Demos Study Finds ChatGPT and Other AI Chatbots Spread Misinformation During Scottish Election
Key Takeaways
- ▸AI tools provided misinformation in response to 34% of test questions about the Scottish election, with ChatGPT wrong in 46% of answers and Replika in 56%
- ▸The tools invented fictitious scandals, gave wrong election dates, falsely claimed voter ID requirements, and misplaced candidates in contests
- ▸Approximately 10 million UK voters (20% surveyed) used AI chatbots for election information despite their documented unreliability
Summary
A new study by thinktank Demos has found that major AI chatbots including ChatGPT, Google Gemini, and Replika made serious errors when answering questions about Scotland's recent parliamentary election. The investigation, which posed 75 questions about three real constituencies to five free AI tools, found that AI services gave misinformation in response to 34% of queries. Errors included inventing fictitious scandals, providing the wrong election date, falsely claiming voters needed ID at polling stations, and misplacing candidates in contests.
ChatGPT, the most widely used AI service, provided wrong information in 46% of its responses, while Replika performed worst with errors in 56% of answers. The findings are particularly concerning given that 20% of British voters surveyed—equivalent to approximately 10 million people UK-wide—reported using AI chatbots or search tools to gather information about recent elections in Scotland, Wales, and English local councils.

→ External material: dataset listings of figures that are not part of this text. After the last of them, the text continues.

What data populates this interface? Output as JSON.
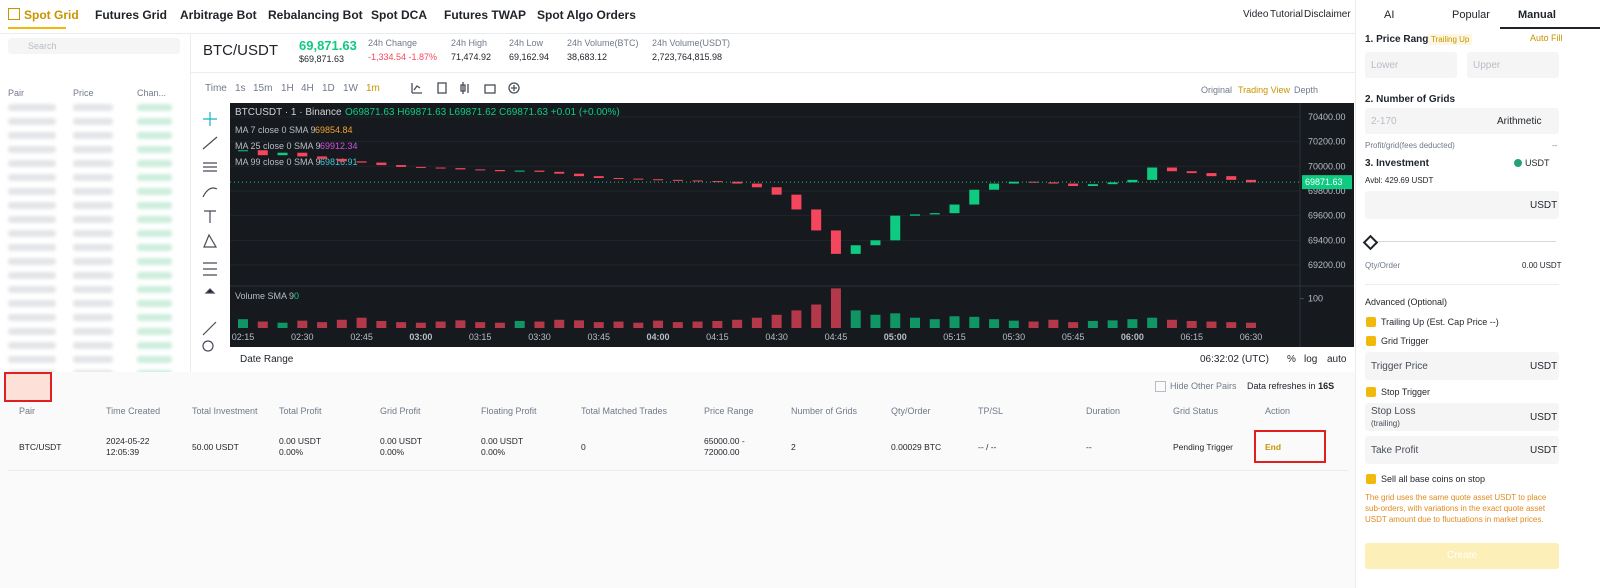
{
  "nav": {
    "tabs": [
      "Spot Grid",
      "Futures Grid",
      "Arbitrage Bot",
      "Rebalancing Bot",
      "Spot DCA",
      "Futures TWAP",
      "Spot Algo Orders"
    ],
    "links": [
      "Video",
      "Tutorial",
      "Disclaimer"
    ]
  },
  "sidebar": {
    "search": "Search",
    "columns": [
      "Pair",
      "Price",
      "Chan..."
    ]
  },
  "ticker": {
    "pair": "BTC/USDT",
    "price": "69,871.63",
    "price_usd": "$69,871.63",
    "stats": [
      {
        "label": "24h Change",
        "value": "-1,334.54 -1.87%"
      },
      {
        "label": "24h High",
        "value": "71,474.92"
      },
      {
        "label": "24h Low",
        "value": "69,162.94"
      },
      {
        "label": "24h Volume(BTC)",
        "value": "38,683.12"
      },
      {
        "label": "24h Volume(USDT)",
        "value": "2,723,764,815.98"
      }
    ]
  },
  "toolbar": {
    "intervals": [
      "Time",
      "1s",
      "15m",
      "1H",
      "4H",
      "1D",
      "1W",
      "1m"
    ],
    "views": [
      "Original",
      "Trading View",
      "Depth"
    ]
  },
  "chart_data": {
    "type": "candlestick",
    "title": "BTCUSDT · 1 · Binance",
    "ohlc": "O69871.63 H69871.63 L69871.62 C69871.63 +0.01 (+0.00%)",
    "indicators": [
      {
        "name": "MA 7 close 0 SMA 9",
        "value": 69854.84,
        "color": "#f0a030"
      },
      {
        "name": "MA 25 close 0 SMA 9",
        "value": 69912.34,
        "color": "#d050e0"
      },
      {
        "name": "MA 99 close 0 SMA 9",
        "value": 69816.91,
        "color": "#40c8d8"
      }
    ],
    "volume_label": "Volume SMA 9",
    "volume_sma": 0,
    "ylim": [
      69054,
      70513
    ],
    "yticks": [
      {
        "value": 69200,
        "label": "69200.00"
      },
      {
        "value": 69400,
        "label": "69400.00"
      },
      {
        "value": 69600,
        "label": "69600.00"
      },
      {
        "value": 69800,
        "label": "69800.00"
      },
      {
        "value": 70000,
        "label": "70000.00"
      },
      {
        "value": 70200,
        "label": "70200.00"
      },
      {
        "value": 70400,
        "label": "70400.00"
      }
    ],
    "last_price": 69871.63,
    "xticks": [
      "02:15",
      "02:30",
      "02:45",
      "03:00",
      "03:15",
      "03:30",
      "03:45",
      "04:00",
      "04:15",
      "04:30",
      "04:45",
      "05:00",
      "05:15",
      "05:30",
      "05:45",
      "06:00",
      "06:15",
      "06:30"
    ],
    "close": [
      70130,
      70090,
      70110,
      70080,
      70060,
      70040,
      70030,
      70010,
      69995,
      69990,
      69985,
      69975,
      69970,
      69960,
      69965,
      69955,
      69940,
      69920,
      69905,
      69900,
      69895,
      69890,
      69885,
      69880,
      69875,
      69860,
      69830,
      69770,
      69650,
      69480,
      69290,
      69360,
      69400,
      69600,
      69610,
      69620,
      69690,
      69810,
      69860,
      69875,
      69870,
      69860,
      69840,
      69855,
      69870,
      69890,
      69990,
      69960,
      69945,
      69920,
      69890,
      69870
    ],
    "volume": [
      30,
      22,
      18,
      25,
      20,
      28,
      35,
      24,
      20,
      18,
      22,
      26,
      20,
      18,
      24,
      22,
      28,
      26,
      20,
      22,
      18,
      25,
      20,
      22,
      24,
      28,
      35,
      45,
      60,
      80,
      135,
      60,
      45,
      50,
      35,
      30,
      40,
      38,
      30,
      25,
      22,
      28,
      20,
      24,
      26,
      30,
      35,
      28,
      24,
      22,
      20,
      18
    ],
    "volume_ylim": [
      0,
      143
    ],
    "volume_yticks": [
      100
    ],
    "up_color": "#0ecb81",
    "down_color": "#f6465d"
  },
  "bottom": {
    "date_range": "Date Range",
    "time": "06:32:02 (UTC)",
    "scale": [
      "%",
      "log",
      "auto"
    ],
    "hide_other": "Hide Other Pairs",
    "refresh": "Data refreshes in",
    "refresh_s": "16S"
  },
  "table": {
    "headers": [
      "Pair",
      "Time Created",
      "Total Investment",
      "Total Profit",
      "Grid Profit",
      "Floating Profit",
      "Total Matched Trades",
      "Price Range",
      "Number of Grids",
      "Qty/Order",
      "TP/SL",
      "Duration",
      "Grid Status",
      "Action"
    ],
    "rows": [
      [
        [
          "BTC/USDT"
        ],
        [
          "2024-05-22",
          "12:05:39"
        ],
        [
          "50.00 USDT"
        ],
        [
          "0.00 USDT",
          "0.00%"
        ],
        [
          "0.00 USDT",
          "0.00%"
        ],
        [
          "0.00 USDT",
          "0.00%"
        ],
        [
          "0"
        ],
        [
          "65000.00 -",
          "72000.00"
        ],
        [
          "2"
        ],
        [
          "0.00029 BTC"
        ],
        [
          "-- / --"
        ],
        [
          "--"
        ],
        [
          "Pending Trigger"
        ],
        [
          "End"
        ]
      ]
    ]
  },
  "panel": {
    "tabs": [
      "AI",
      "Popular",
      "Manual"
    ],
    "price_range": "1. Price Range",
    "trailing_up": "Trailing Up",
    "auto_fill": "Auto Fill",
    "lower": "Lower",
    "upper": "Upper",
    "num_grids": "2. Number of Grids",
    "grids_hint": "2-170",
    "mode": "Arithmetic",
    "profit_grid": "Profit/grid(fees deducted)",
    "profit_value": "--",
    "investment": "3. Investment",
    "coin": "USDT",
    "avbl": "Avbl: 429.69 USDT",
    "invest_unit": "USDT",
    "qty_order": "Qty/Order",
    "qty_value": "0.00 USDT",
    "advanced": "Advanced (Optional)",
    "trailing_opt": "Trailing Up (Est. Cap Price --)",
    "grid_trigger": "Grid Trigger",
    "trigger_price": "Trigger Price",
    "trigger_unit": "USDT",
    "stop_trigger": "Stop Trigger",
    "stop_loss": "Stop Loss",
    "trailing": "(trailing)",
    "stop_unit": "USDT",
    "take_profit": "Take Profit",
    "tp_unit": "USDT",
    "sell_all": "Sell all base coins on stop",
    "note": "The grid uses the same quote asset USDT to place sub-orders, with variations in the exact quote asset USDT amount due to fluctuations in market prices.",
    "create": "Create"
  }
}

In response to the study, the Electoral Commission has called for new legal controls over AI-generated misinformation, urging the UK government to introduce clearer duties on AI platforms to protect voters. The Commission's chief executive stated that current legal frameworks are insufficient and called for mandatory safeguards on accuracy, making AI companies liable under defamation and electoral law, and allowing independent researchers to test how these systems process and generate information.
- The Electoral Commission is calling for new legislation to make AI companies accountable for misinformation, with mandatory accuracy safeguards and legal liability under UK law
Editorial Opinion
The study exposes a dangerous disconnect between the scale of AI adoption and these systems' fitness for informing democratic participation. With one in five UK voters turning to AI chatbots for election guidance, the 34%+ misinformation rate represents a significant threat to electoral integrity. This is not merely a technical problem—it's a governance failure, and the UK's regulatory framework must catch up immediately to hold AI developers accountable before these systems further undermine public trust in democratic institutions.